A good many Redskins fans, of course, never forgave Cowherd. But I always figured this was pure radio shtick, an effort to be typically controversial just to get people talking about him, even if it was in outraged tones.
But maybe I was wrong. Maybe Cowherd really believes in stains so deep you can't get ‘em out. Because he discussed the issue at length in the new ESPN oral history book, and he’s back to defending his original point of view.
“Now with the Sean Taylor thing, my superior, Mo Davenport, an African American, listened to it and had no problem with it. A lot of it was turned into a racial issue. ‘Insensitive.’ And I would say it again. Sean Taylor came out of the University of Miami with a reputation. I really leaned on African American journalists — Stephen A. Smith, Michael Wilbon — who were critical of him. This is a guy who had an SUV riddled with bullets several years earlier. His best friend told him, ‘Stay out of Miami.’ If you listen to my commentary and go to the Internet, it was warranted, it was reasonable, and yes, it could have been wrong. But I’m not in the business of reviewing everything before I talk about it.
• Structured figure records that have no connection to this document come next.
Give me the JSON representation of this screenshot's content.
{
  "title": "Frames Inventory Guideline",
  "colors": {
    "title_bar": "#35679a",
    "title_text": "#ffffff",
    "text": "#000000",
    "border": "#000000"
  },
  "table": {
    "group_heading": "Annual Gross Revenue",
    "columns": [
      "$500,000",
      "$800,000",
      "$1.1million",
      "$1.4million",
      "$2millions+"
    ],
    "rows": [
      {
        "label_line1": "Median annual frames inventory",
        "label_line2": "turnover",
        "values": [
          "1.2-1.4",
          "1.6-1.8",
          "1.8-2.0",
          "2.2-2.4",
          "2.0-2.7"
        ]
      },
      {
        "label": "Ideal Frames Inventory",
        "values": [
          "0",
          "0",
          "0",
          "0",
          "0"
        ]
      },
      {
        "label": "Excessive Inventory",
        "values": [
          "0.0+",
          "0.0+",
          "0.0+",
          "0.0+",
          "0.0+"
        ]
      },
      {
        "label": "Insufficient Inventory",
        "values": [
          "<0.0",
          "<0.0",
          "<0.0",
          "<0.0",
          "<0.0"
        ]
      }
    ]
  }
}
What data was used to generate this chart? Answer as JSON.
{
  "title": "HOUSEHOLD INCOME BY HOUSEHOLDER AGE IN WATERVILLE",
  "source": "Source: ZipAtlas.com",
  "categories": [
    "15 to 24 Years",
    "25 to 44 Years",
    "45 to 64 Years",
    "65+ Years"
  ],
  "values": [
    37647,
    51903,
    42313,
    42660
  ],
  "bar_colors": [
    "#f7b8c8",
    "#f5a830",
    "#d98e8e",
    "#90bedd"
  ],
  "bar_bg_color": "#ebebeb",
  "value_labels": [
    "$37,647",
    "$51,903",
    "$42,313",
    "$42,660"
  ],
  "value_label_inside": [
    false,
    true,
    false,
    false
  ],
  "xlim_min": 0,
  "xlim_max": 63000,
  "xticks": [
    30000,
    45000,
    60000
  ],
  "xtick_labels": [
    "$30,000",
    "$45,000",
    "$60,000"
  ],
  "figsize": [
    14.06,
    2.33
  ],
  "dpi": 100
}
I’m in talk radio. A story breaks, I need an opinion. I’m not ESPN News.
I came out later and said, ‘Here are the facts. Here is the truth.’ I never really apologized. I came on the air and said, ‘Many of you were offended. You were offended by my tone or tenor. I understand it. That’s my Colin tenor. Some people love it. Some people hate it. But I’m not going to apologize for my tone. Go back and look at exactly what I said.’
One of the comments that bothered people — people said, ‘He turned his life around.’ And I came out and said, ‘Hey, a lot of times you clean the carpet, but you don’t get all the stains out.’ And people are like, ‘What does that mean?’ Well, just because you turn your life around doesn’t mean everybody else is going to accept your apology. I mean, Sean had made a lot of enemies in his life apparently.”
So, with three years to think about it, that’s what Cowherd came up with. Sean had made a lot of enemies in his life apparently.